Interaction «Solide/Liquide»: aluminisation de l’acier par immersion à haute température 81

Figure III.6 : Vues détaillées de l’interface entre la couche interne compacte (C1) et la couche poreuse (C2). Éprouvette en ADC3 trempée dans un bain d ’AlSi9Cu3 à 600 °C, pendant 1 heure (a), et 4 heures (b)

Les mêmes constatations ont été rapportées dans diverses études utilisant des alliages similaires [2, 4, 6, 7]. Fraser et al. [8] précisent que les mêmes phases composent les deux couches bien que leur système de cristallisation respectif soit différent. Une étude approfondie, menée quelques années plus tard, a cependant distingué plusieurs phases sur la base d’analyses par DRX [2]. Le rapport entre les épaisseurs de ces couches est révélé dépendre de la teneur en fer dans l’alliage d’aluminium qui elle- même est liée au taux de dissolution de la matrice [3]. En effet, Winkelman [3] considère la couche (C2) comme une «mise en suspension» dans l’alliage d’aluminium de la phase composant la couche (C1). Il introduit le terme de «zone de réaction» pour décrire ces phases intermétalliques dont la morphologie résulte d’une transformation graduelle d’une structure compacte en une structure fragmentée. Un enrichissement en fer du bain d’aluminium, en fusion, se traduit par une augmentation de l’épaisseur de la couche compacte (C1) au détriment de la couche composite (C2), qui s’accompagne d’une réduction de l’épaisseur équivalente totale. Winkelman définit ainsi la couche semi-solide comme une «couche flottante», due à la dissolution de l’intermétallique dans le métal. En effet, la vitesse de diffusion est ralentie à l’état solide, correspondant à une structure compacte (C1), qui est plus épaisse dans l’alliage riche en fer. Dans le cas où la couche (C1) est fine, la diffusion se fait alors principalement à travers la couche composite dont l’aspect poreux favorise le transport de matière et accélère par conséquent la dissolution de la couche intermétallique.

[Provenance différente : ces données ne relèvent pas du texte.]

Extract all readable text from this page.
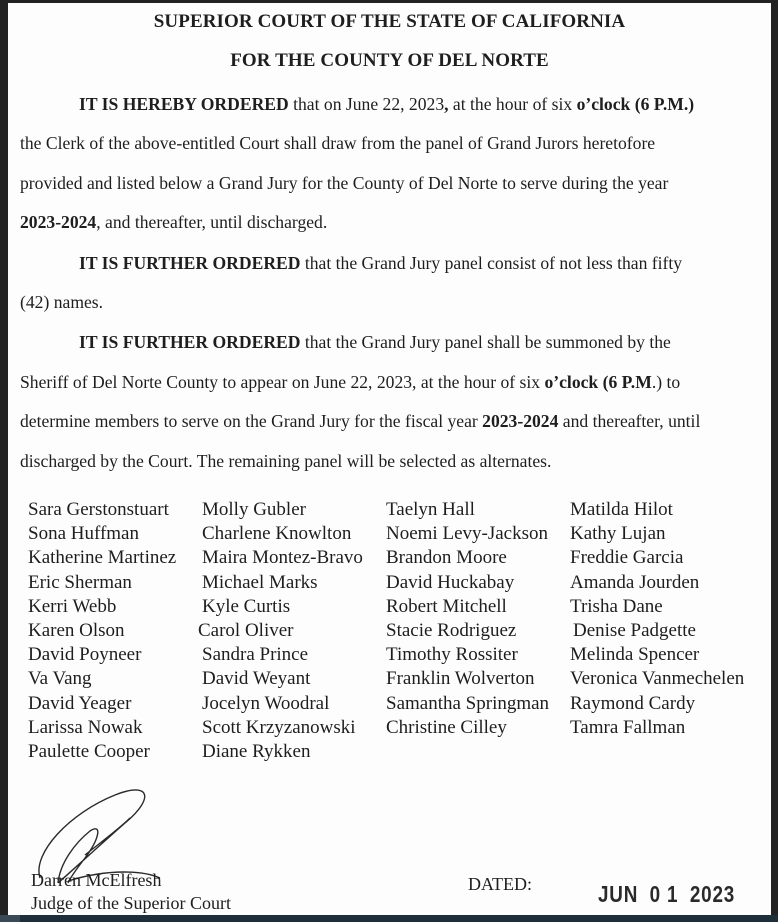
SUPERIOR COURT OF THE STATE OF CALIFORNIA
FOR THE COUNTY OF DEL NORTE
IT IS HEREBY ORDERED that on June 22, 2023, at the hour of six o’clock (6 P.M.)
the Clerk of the above-entitled Court shall draw from the panel of Grand Jurors heretofore
provided and listed below a Grand Jury for the County of Del Norte to serve during the year
2023-2024, and thereafter, until discharged.
IT IS FURTHER ORDERED that the Grand Jury panel consist of not less than fifty
(42) names.
IT IS FURTHER ORDERED that the Grand Jury panel shall be summoned by the
Sheriff of Del Norte County to appear on June 22, 2023, at the hour of six o’clock (6 P.M.) to
determine members to serve on the Grand Jury for the fiscal year 2023-2024 and thereafter, until
discharged by the Court. The remaining panel will be selected as alternates.
Sara Gerstonstuart
Sona Huffman
Katherine Martinez
Eric Sherman
Kerri Webb
Karen Olson
David Poyneer
Va Vang
David Yeager
Larissa Nowak
Paulette Cooper
Molly Gubler
Charlene Knowlton
Maira Montez-Bravo
Michael Marks
Kyle Curtis
Carol Oliver
Sandra Prince
David Weyant
Jocelyn Woodral
Scott Krzyzanowski
Diane Rykken
Taelyn Hall
Noemi Levy-Jackson
Brandon Moore
David Huckabay
Robert Mitchell
Stacie Rodriguez
Timothy Rossiter
Franklin Wolverton
Samantha Springman
Christine Cilley
Matilda Hilot
Kathy Lujan
Freddie Garcia
Amanda Jourden
Trisha Dane
Denise Padgette
Melinda Spencer
Veronica Vanmechelen
Raymond Cardy
Tamra Fallman
Darren McElfresh
Judge of the Superior Court
DATED:	JUN 0 1 2023
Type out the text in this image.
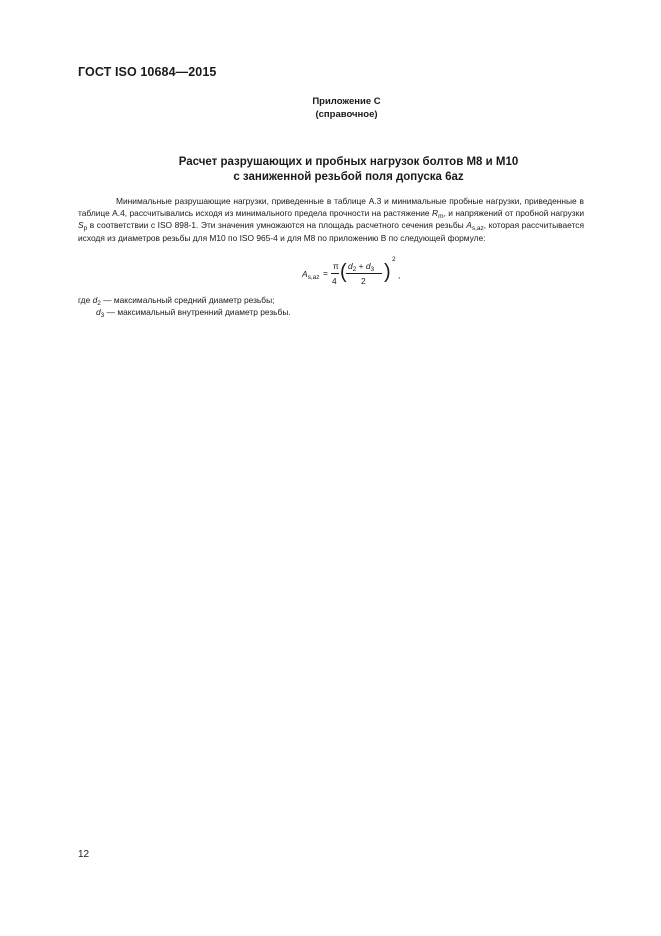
ГОСТ ISO 10684—2015
Приложение С
(справочное)
Расчет разрушающих и пробных нагрузок болтов М8 и М10
с заниженной резьбой поля допуска 6az

Минимальные разрушающие нагрузки, приведенные в таблице А.3 и минимальные пробные нагрузки, приведенные в таблице А.4, рассчитывались исходя из минимального предела прочности на растяжение $R_m$, и напряжений от пробной нагрузки $S_p$ в соответствии с ISO 898-1. Эти значения умножаются на площадь расчетного сечения резьбы $A_{s,az}$, которая рассчитывается исходя из диаметров резьбы для M10 по ISO 965-4 и для M8 по приложению В по следующей формуле:

$A_{s,az}$ =
π
4 ( $d_2 + d_3$
2 )
2
,
где $d_2$ — максимальный средний диаметр резьбы;
$d_3$ — максимальный внутренний диаметр резьбы.
12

Des analyses par EDS ont montré que les porosités dans la couche (C2) (zones sombres sur la Figure III.6.b) sont riches en aluminium. La couche composite peut donc être considérée comme une solution solide. Le taux de porosité, mesuré par analyse d’images sur des micrographies MEB au grandissement x1000, est d’environ 19% dans la couche d’intermétalliques (C2), formée à 600 et 650 °C. Ce taux reste constant lorsque la durée d’immersion dans le bain augmente. Par contre, la répartition des porosités à 700 °C est moins homogène, la couche composite présentant des «bandes» de compacité plus forte (cf. Figure III.3.b). Le taux de porosité est donc globalement plus faible.